The Week that Was in Generative AI

This week has seen a flurry of major announcements in the generative AI space, highlighting the rapid advancements and diverse applications of this transformative technology.

Google Cloud unveiled several significant updates at its Cloud Next 2024 event. The highlight was the introduction of Gemini 1.5 Pro, now available in public preview. This model showcases enhanced performance, especially in long context understanding, and supports multimodal capabilities, enabling innovative applications across various industries.

Additionally, Google announced new AI-powered features for Google Workspace and expanded access to their AI models via Vertex AI, which now supports over 1 million developers​.

Google is rolling out AI-generated overviews to US search results. These overviews provide quick, summarized answers to complex queries by piecing together information from multiple sources. Users can adjust the language and detail level in these overviews to suit their needs.

The process will enable users to “ask your most complex questions, with all the nuances and caveats you have in mind, all in one go,” rather than having to break your question into multiple services, according to a Google blog post.

This feature is powered by a new customized Gemini model, which enhances multi-step reasoning and planning capabilities​. Global rollout will follow later.

OpenAI introduced GPT-4o (the o stands for “omni”) designed to handle multimodal inputs including text, images, and audio.

GPT-4o integrates text, image, and audio processing in a single model. This allows for more versatile applications, such as analysing images and providing detailed textual responses, as well as generating human-like speech from text​.

OpenAI has introduced new fine-tuning capabilities for GPT-4o, which will enable independent developers to incorporate ChatGPT 4o into other products. This includes the ability to create custom actions and integrate external APIs to enhance the functionality of the AI assistant.

OpenAI also introduced GPT-4 Turbo, a new version of their language model that includes a larger 128K context window and lower pricing. This model also supports image inputs, enabling use cases like generating captions and analysing real-world images.

ChatGPT now supports voice interactions and image inputs. The voice capability, powered by a new text-to-speech model, allows users to generate human-like audio. The image feature enables users to discuss images and use a drawing tool for more detailed interactions. These capabilities are being gradually rolled out to ensure safety and effectiveness​.

Amazon Web Services (AWS) launched Amazon Bedrock Studio, a new generative AI development environment, in public preview. This platform is designed to accelerate the creation of AI applications by offering tools for rapid prototyping and deployment. AWS also expanded its Titan family of models with the new Titan Text Premier, enhancing capabilities for text-based generative AI applications.

A new study by the IBM Institute for Business Value found that surveyed CEOs are facing workforce, culture and governance challenges as they act quickly to implement and scale generative AI across their organizations.

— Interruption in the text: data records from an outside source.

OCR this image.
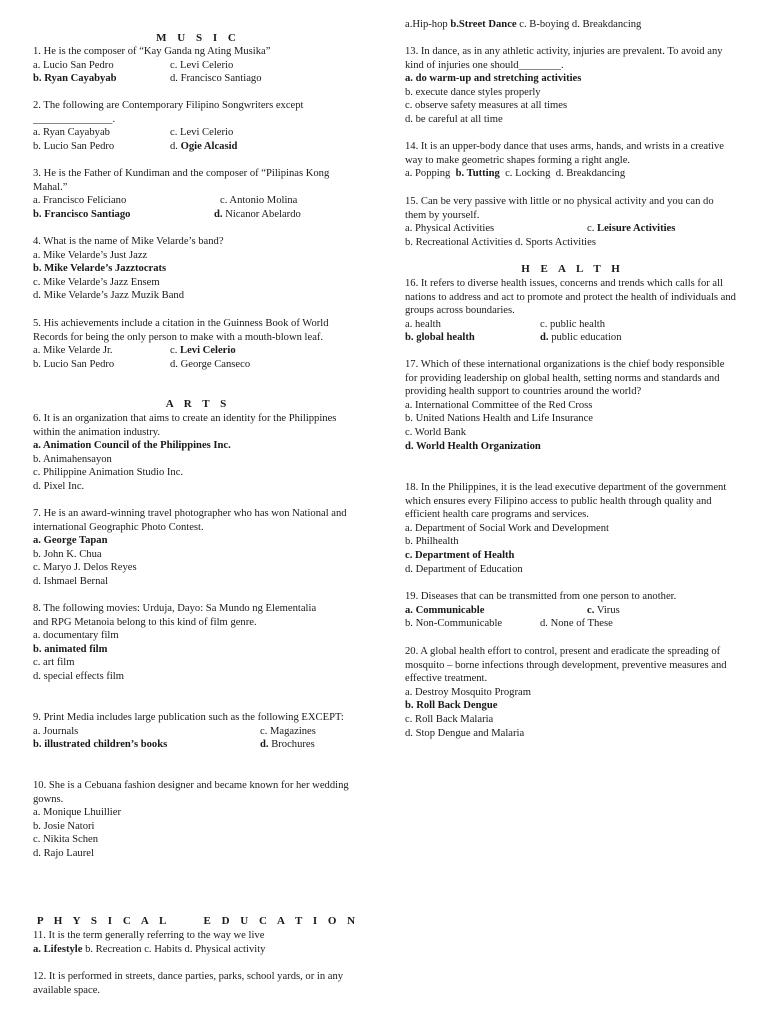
M U S I C

1. He is the composer of “Kay Ganda ng Ating Musika”

a. Lucio San Pedro	c. Levi Celerio
b. Ryan Cayabyab	d. Francisco Santiago

2. The following are Contemporary Filipino Songwriters except

_______________.

a. Ryan Cayabyab	c. Levi Celerio
b. Lucio San Pedro	d. Ogie Alcasid

3. He is the Father of Kundiman and the composer of “Pilipinas Kong Mahal.”

a. Francisco Feliciano	c. Antonio Molina
b. Francisco Santiago	d. Nicanor Abelardo

4. What is the name of Mike Velarde’s band?

a. Mike Velarde’s Just Jazz

b. Mike Velarde’s Jazztocrats

c. Mike Velarde’s Jazz Ensem

d. Mike Velarde’s Jazz Muzik Band

5. His achievements include a citation in the Guinness Book of World Records for being the only person to make with a mouth-blown leaf.

a. Mike Velarde Jr.	c. Levi Celerio
b. Lucio San Pedro	d. George Canseco
A R T S

6. It is an organization that aims to create an identity for the Philippines within the animation industry.

a. Animation Council of the Philippines Inc.

b. Animahensayon

c. Philippine Animation Studio Inc.

d. Pixel Inc.

7. He is an award-winning travel photographer who has won National and international Geographic Photo Contest.

a. George Tapan

b. John K. Chua

c. Maryo J. Delos Reyes

d. Ishmael Bernal

8. The following movies: Urduja, Dayo: Sa Mundo ng Elementalia and RPG Metanoia belong to this kind of film genre.

a. documentary film

b. animated film

c. art film

d. special effects film

9. Print Media includes large publication such as the following EXCEPT:

a. Journals	c. Magazines
b. illustrated children’s books	d. Brochures

10. She is a Cebuana fashion designer and became known for her wedding gowns.

a. Monique Lhuillier

b. Josie Natori

c. Nikita Schen

d. Rajo Laurel

P H Y S I C A L     E D U C A T I O N

11. It is the term generally referring to the way we live

a. Lifestyle b. Recreation c. Habits d. Physical activity

12. It is performed in streets, dance parties, parks, school yards, or in any available space.

a.Hip-hop b.Street Dance c. B-boying d. Breakdancing

13. In dance, as in any athletic activity, injuries are prevalent. To avoid any kind of injuries one should________.

a. do warm-up and stretching activities

b. execute dance styles properly

c. observe safety measures at all times

d. be careful at all time

14. It is an upper-body dance that uses arms, hands, and wrists in a creative way to make geometric shapes forming a right angle.

a. Popping  b. Tutting  c. Locking  d. Breakdancing

15. Can be very passive with little or no physical activity and you can do them by yourself.

a. Physical Activities	c. Leisure Activities

b. Recreational Activities d. Sports Activities

H E A L T H

16. It refers to diverse health issues, concerns and trends which calls for all nations to address and act to promote and protect the health of individuals and groups across boundaries.

a. health	c. public health
b. global health	d. public education

17. Which of these international organizations is the chief body responsible for providing leadership on global health, setting norms and standards and providing health support to countries around the world?

a. International Committee of the Red Cross

b. United Nations Health and Life Insurance

c. World Bank

d. World Health Organization

18. In the Philippines, it is the lead executive department of the government which ensures every Filipino access to public health through quality and efficient health care programs and services.

a. Department of Social Work and Development

b. Philhealth

c. Department of Health

d. Department of Education

19. Diseases that can be transmitted from one person to another.

a. Communicable	c. Virus
b. Non-Communicable	d. None of These

20. A global health effort to control, present and eradicate the spreading of mosquito – borne infections through development, preventive measures and effective treatment.

a. Destroy Mosquito Program

b. Roll Back Dengue

c. Roll Back Malaria

d. Stop Dengue and Malaria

The annual global study* of 3,000 CEOs from over 30 countries and 26 industries found that 64% of those surveyed say succeeding with generative AI will depend more on people’s adoption than the technology itself. However, 61% of respondents say they are pushing their organization to adopt generative AI more quickly than some people are comfortable with.

Also this week in AI, eight prominent US newspapers, including the New York Daily News, Chicago Tribune and Orlando Sentinel, sued OpenAI and Microsoft for copyright infringement relating to the companies' use of generative AI tech. They, like The New York Times in its ongoing lawsuit against OpenAI, accuse OpenAI and Microsoft of scraping their IP without permission or compensation to build and commercialize generative models such as GPT-4.

“We’ve spent billions of dollars gathering information and reporting news at our publications, and we can’t allow OpenAI and Microsoft to expand the big tech playbook of stealing our work to build their own businesses at our expense,” Frank Pine, the executive editor overseeing the newspapers, said in a statement.